Saudi Arabia intends to establish a 1,000 km-long canal linking the Gulf with the Arabian Sea, passing by the Kingdom to facilitate transport of oil, avoiding the Strait of Hormuz.
The latest issue of Al-Muhandis magazine, published by the Saudi Council of Engineers, has described the largest artificial canal as the project of the century and the Kingdom’s second renaissance.
Esmat Al-Hakeem, an engineer, said the Saudi Electricity Company is currently studying the project, which aims at not only transporting oil but also generating electricity using nuclear power.
The vital project was first proposed seven years ago. In the first phase it will be used to produce electricity. Later it will be transformed into the country’s second renaissance.
The new canal will start from the Arabian Sea and will pass through Omani and Yemeni borders before reaching Rub Al-Khali, the second largest desert in the world covering a total area of 600,000 square kilometers.
“The canal will have a length of 1,000 km,” said Al-Hakeem.
A number of canals will be constructed inside the Kingdom to be linked with the big canal, he said, adding that a nuclear power plant would be set up on every canal to produce electricity. The plants will be established in the Empty Quarter away from residential cities.
“These plants will generate not less than 50 gigawatts of electricity in addition to desalinated water which will be supplied to residential districts and agricultural farms in the region.

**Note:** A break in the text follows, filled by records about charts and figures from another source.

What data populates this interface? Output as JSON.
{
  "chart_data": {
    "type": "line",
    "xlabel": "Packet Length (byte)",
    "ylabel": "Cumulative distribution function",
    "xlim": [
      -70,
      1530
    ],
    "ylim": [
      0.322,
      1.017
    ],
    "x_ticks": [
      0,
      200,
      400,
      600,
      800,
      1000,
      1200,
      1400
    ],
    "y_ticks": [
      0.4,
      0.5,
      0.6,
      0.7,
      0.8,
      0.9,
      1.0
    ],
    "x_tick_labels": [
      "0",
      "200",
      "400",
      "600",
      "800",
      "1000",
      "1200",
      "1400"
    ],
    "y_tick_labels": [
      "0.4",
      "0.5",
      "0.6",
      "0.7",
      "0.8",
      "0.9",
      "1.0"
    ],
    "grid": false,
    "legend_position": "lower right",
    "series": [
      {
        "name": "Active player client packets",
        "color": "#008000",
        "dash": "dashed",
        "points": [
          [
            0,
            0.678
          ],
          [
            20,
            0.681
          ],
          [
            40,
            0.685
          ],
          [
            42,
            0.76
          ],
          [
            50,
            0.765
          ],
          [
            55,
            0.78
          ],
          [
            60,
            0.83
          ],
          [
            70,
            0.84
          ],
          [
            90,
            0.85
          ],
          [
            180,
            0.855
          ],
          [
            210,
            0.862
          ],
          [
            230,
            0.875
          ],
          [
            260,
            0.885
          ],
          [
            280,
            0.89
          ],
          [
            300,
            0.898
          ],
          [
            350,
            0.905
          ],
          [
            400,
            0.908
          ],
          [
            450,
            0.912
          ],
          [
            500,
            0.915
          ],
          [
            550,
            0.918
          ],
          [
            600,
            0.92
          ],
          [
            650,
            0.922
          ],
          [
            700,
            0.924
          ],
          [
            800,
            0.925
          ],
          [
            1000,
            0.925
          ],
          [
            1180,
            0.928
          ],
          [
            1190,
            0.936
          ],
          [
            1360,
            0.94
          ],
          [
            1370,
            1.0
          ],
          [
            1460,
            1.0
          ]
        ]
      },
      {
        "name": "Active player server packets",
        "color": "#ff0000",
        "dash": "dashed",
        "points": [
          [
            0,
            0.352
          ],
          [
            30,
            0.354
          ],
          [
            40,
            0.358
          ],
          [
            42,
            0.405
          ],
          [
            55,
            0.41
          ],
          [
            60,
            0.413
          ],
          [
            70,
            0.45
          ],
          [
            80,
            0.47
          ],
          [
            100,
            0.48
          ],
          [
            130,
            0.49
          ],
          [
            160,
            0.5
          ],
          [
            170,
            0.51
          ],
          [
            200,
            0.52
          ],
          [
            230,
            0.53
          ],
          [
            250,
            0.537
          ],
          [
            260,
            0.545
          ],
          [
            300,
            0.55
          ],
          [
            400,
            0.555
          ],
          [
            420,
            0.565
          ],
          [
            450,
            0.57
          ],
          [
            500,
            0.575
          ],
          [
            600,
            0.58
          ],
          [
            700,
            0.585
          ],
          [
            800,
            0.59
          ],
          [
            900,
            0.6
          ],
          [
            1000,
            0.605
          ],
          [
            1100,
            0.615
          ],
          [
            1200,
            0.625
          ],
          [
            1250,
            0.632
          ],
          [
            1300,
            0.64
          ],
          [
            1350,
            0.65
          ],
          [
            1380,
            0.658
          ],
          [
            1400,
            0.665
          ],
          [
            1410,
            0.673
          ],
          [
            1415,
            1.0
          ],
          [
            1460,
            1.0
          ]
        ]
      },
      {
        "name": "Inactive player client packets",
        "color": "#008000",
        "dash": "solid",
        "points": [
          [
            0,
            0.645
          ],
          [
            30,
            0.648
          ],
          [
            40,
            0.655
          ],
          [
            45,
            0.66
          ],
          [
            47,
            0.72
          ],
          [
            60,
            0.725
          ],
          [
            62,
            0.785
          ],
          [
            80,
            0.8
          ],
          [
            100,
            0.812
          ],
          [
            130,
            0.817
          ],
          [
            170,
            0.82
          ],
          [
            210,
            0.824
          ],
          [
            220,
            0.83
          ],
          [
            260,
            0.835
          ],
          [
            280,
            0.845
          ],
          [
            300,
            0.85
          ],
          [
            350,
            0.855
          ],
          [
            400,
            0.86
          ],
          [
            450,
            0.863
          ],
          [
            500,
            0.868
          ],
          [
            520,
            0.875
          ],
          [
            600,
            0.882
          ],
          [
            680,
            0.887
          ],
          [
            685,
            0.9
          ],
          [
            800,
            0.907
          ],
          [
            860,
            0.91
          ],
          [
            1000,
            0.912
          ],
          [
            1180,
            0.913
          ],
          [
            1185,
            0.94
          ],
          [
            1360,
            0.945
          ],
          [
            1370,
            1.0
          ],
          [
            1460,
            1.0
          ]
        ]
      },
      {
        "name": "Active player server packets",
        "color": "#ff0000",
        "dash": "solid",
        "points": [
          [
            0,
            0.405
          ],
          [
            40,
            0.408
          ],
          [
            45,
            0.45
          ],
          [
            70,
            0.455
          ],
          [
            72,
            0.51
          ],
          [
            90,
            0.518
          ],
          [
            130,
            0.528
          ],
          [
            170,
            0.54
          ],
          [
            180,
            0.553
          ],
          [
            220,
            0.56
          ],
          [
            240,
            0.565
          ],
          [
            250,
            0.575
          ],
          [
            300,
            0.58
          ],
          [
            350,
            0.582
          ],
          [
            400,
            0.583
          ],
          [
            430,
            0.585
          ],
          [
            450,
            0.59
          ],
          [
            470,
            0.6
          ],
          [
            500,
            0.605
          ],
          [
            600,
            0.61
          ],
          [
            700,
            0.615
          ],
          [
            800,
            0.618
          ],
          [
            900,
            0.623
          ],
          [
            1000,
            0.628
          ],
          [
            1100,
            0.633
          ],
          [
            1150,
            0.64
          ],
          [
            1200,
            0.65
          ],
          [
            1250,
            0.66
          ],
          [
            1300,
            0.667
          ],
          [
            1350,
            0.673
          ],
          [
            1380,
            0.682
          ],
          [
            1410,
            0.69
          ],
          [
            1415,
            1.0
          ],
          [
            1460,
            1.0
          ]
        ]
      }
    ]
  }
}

Modern cities will be constructed near the branches of these canals to accommodate workers engaged in implementing new projects including power generation plants, industries, agricultural fields, animal farms and irrigation facilities in the Empty Quarter.
Tourist centers would also be developed on the canals for winter recreation when temperatures fall in Europe, US and other countries, the study said.
Huge agricultural projects will be established in green houses to produce vegetables and different types of flowers. Fish farming and poultry and dairy farms are other projects planned.
“The move aims at transforming the Empty Quarter, which is now an abandoned region, into a food basket of Saudi Arabia and the main power supply center,” said Al-Hakeem.
According to the study, 10 nuclear power stations will be constructed along the new canals with a total capacity of 50 gigawatt, which is the Kingdom’s present electricity requirement. This will enable the Kingdom to avoid its dependence on traditional power stations powered by oil.
Plans are also underway to establish solar power fields in the Empty Quarter to produce not less than 50 gigawatt of electricity, he explained. The capacity of solar plants would be increased gradually to reduce dependence on nuclear plants, he added.
Referring to industry, the study said plans are being made to establish huge plants for manufacturing heavy and light vehicles, intermediate and high-speed ships, trucks and solar panels.
Referring to transportation, the study has proposed establishment of two airports for transportation of passengers and goods. Communication facilities by land would also be constructed to link the projects in the Empty Quarter with main Saudi cities. A railway line will also be constructed.
“The project also aims at transforming the Kingdom into an exporter of products instead of its present position as a consumer country,” Al-Hakeem told Okaz/Saudi Gazette. Saudi Arabia will play a pioneering role in peaceful use of nuclear energy, he added.
It will also help Kingdom achieve remarkable progress in industry, agriculture, livestock and energy supply and create a lot of opportunities for Saudi engineers specialized in various disciplines. It will also transform the desert land of Empty Quarter into a paradise of greeneries, rivers and canals.
The project can be implemented in other countries, he said. “In case the international canal is not realized because of political reasons, the canals inside the Kingdom can be linked with the Red Sea and Arabian Gulf and nuclear plants will be constructed for peaceful purposes.